EPILOGUE: DREAMS MADE OF DREAMS
A new and very important patient arrived at a sanatorium near the German-Dutch border, which was a home for the deranged and mentally ill. Black automobiles with high windscreens had driven up the gravel path in strange silence several days earlier. They stopped right in front of the entrance, and that suggested something unusual was afoot. A handful of uniformed men got out in front of the large, dark, two-winged house overgrown with bougainvillea and ivy. It was a strange company, more like a troupe of buffoons than bodyguards; without exchanging a single word, they began to bend at the waist, stand on their tiptoes and cover their eyes with their hands so they could stare into the distance towards the low sun.

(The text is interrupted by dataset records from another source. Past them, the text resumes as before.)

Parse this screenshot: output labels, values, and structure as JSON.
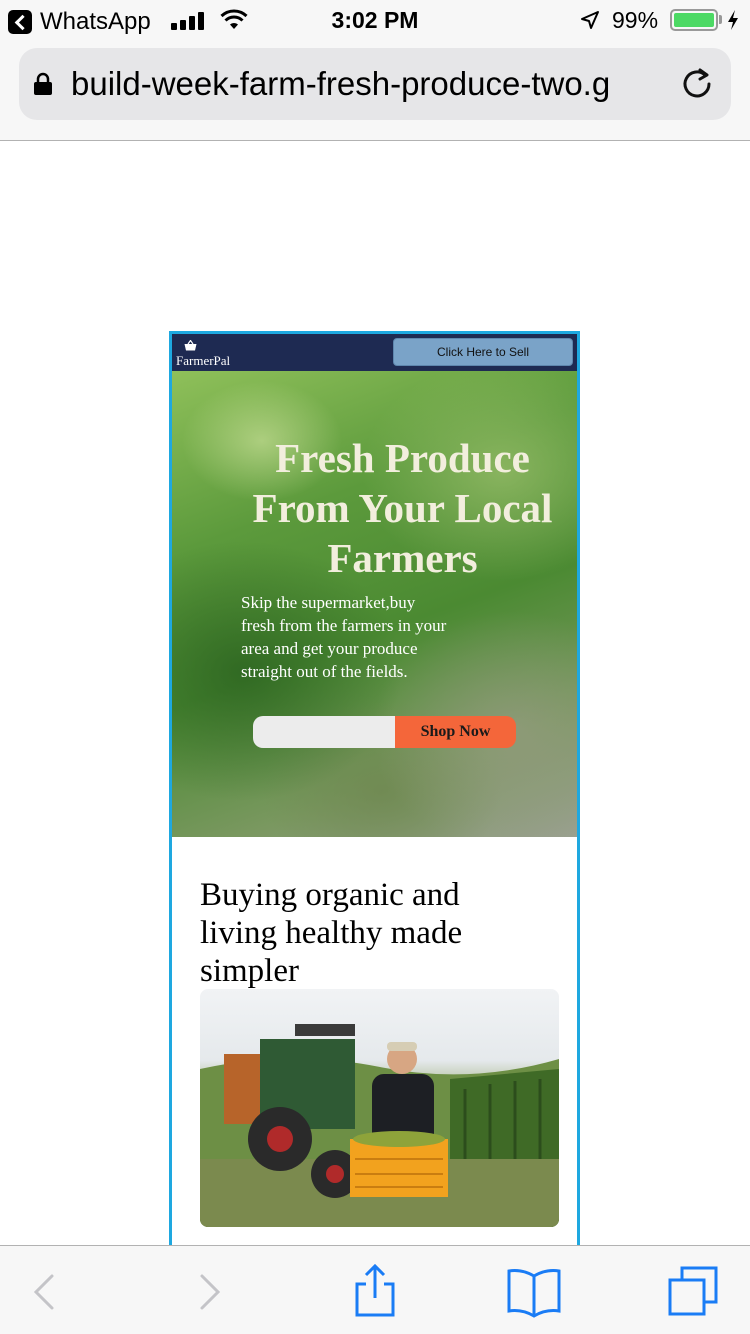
{
  "status_bar": {
    "back_app": "WhatsApp",
    "time": "3:02 PM",
    "battery_percent": "99%",
    "battery_level": 0.99,
    "icons": [
      "back-arrow-icon",
      "signal-icon",
      "wifi-icon",
      "location-arrow-icon",
      "battery-icon",
      "charging-bolt-icon"
    ]
  },
  "browser": {
    "url": "build-week-farm-fresh-produce-two.g",
    "icons": [
      "lock-icon",
      "reload-icon"
    ]
  },
  "site": {
    "brand": "FarmerPal",
    "sell_button": "Click Here to Sell",
    "hero": {
      "title": "Fresh Produce From Your Local Farmers",
      "subtitle": "Skip the supermarket,buy fresh from the farmers in your area and get your produce straight out of the fields.",
      "input_value": "",
      "shop_button": "Shop Now"
    },
    "section": {
      "heading": "Buying organic and living healthy made simpler"
    }
  },
  "toolbar": {
    "icons": [
      "back-icon",
      "forward-icon",
      "share-icon",
      "bookmarks-icon",
      "tabs-icon"
    ]
  },
  "colors": {
    "nav_bg": "#1e2a52",
    "sell_button": "#7aa3c8",
    "shop_button": "#f4663a",
    "frame_border": "#1ea8e0",
    "ios_tint": "#1a7cf5",
    "battery": "#4cd964"
  }
}
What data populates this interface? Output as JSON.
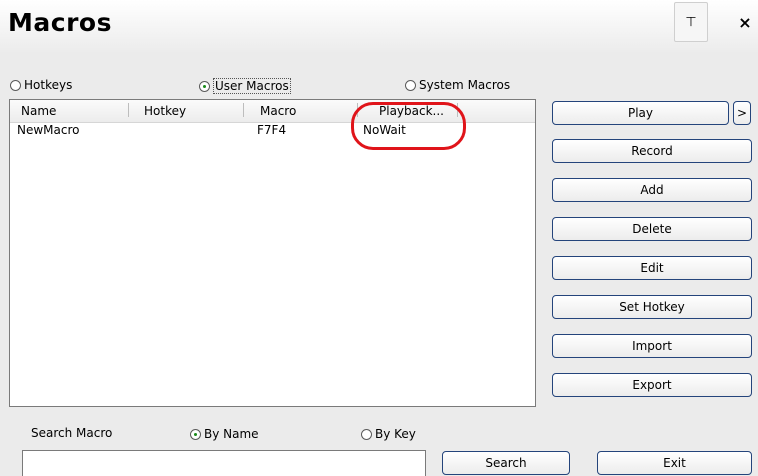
{
  "window": {
    "title": "Macros",
    "pin_glyph": "⊤",
    "close_glyph": "×"
  },
  "filters": {
    "hotkeys": "Hotkeys",
    "user_macros": "User Macros",
    "system_macros": "System Macros",
    "selected": "User Macros"
  },
  "table": {
    "columns": [
      "Name",
      "Hotkey",
      "Macro",
      "Playback..."
    ],
    "rows": [
      {
        "name": "NewMacro",
        "hotkey": "",
        "macro": "F7F4",
        "playback": "NoWait"
      }
    ]
  },
  "buttons": {
    "play": "Play",
    "more": ">",
    "record": "Record",
    "add": "Add",
    "delete": "Delete",
    "edit": "Edit",
    "set_hotkey": "Set Hotkey",
    "import": "Import",
    "export": "Export",
    "search": "Search",
    "exit": "Exit"
  },
  "search": {
    "label": "Search Macro",
    "by_name": "By Name",
    "by_key": "By Key",
    "selected": "By Name",
    "value": ""
  },
  "colors": {
    "annotation_circle": "#e0141a",
    "button_border": "#24447b",
    "radio_selected_dot": "#1a8a1a"
  }
}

Those nervous soldiers were also seen by the deranged and mentally ill. The patients were unable to explain their presence at the comfortable sanatorium which had hardly felt the war, because it was a home for rich patients. If someone did stray in from the Great War, he was by no means an ordinary, rank-and-file soldier from the front who had copped a dose of bertholite or suffered unbearable headaches from recently having a piece of shrapnel removed from his crazy head. No, that sanatorium treated serious patients along with conceited ones, and the small staff of doctors, all of whom lived on site, took both categories seriously, because all the residents of that convalescent home on the green hill were important in some way, and every neurosis and psychosis they had was special in some way or another.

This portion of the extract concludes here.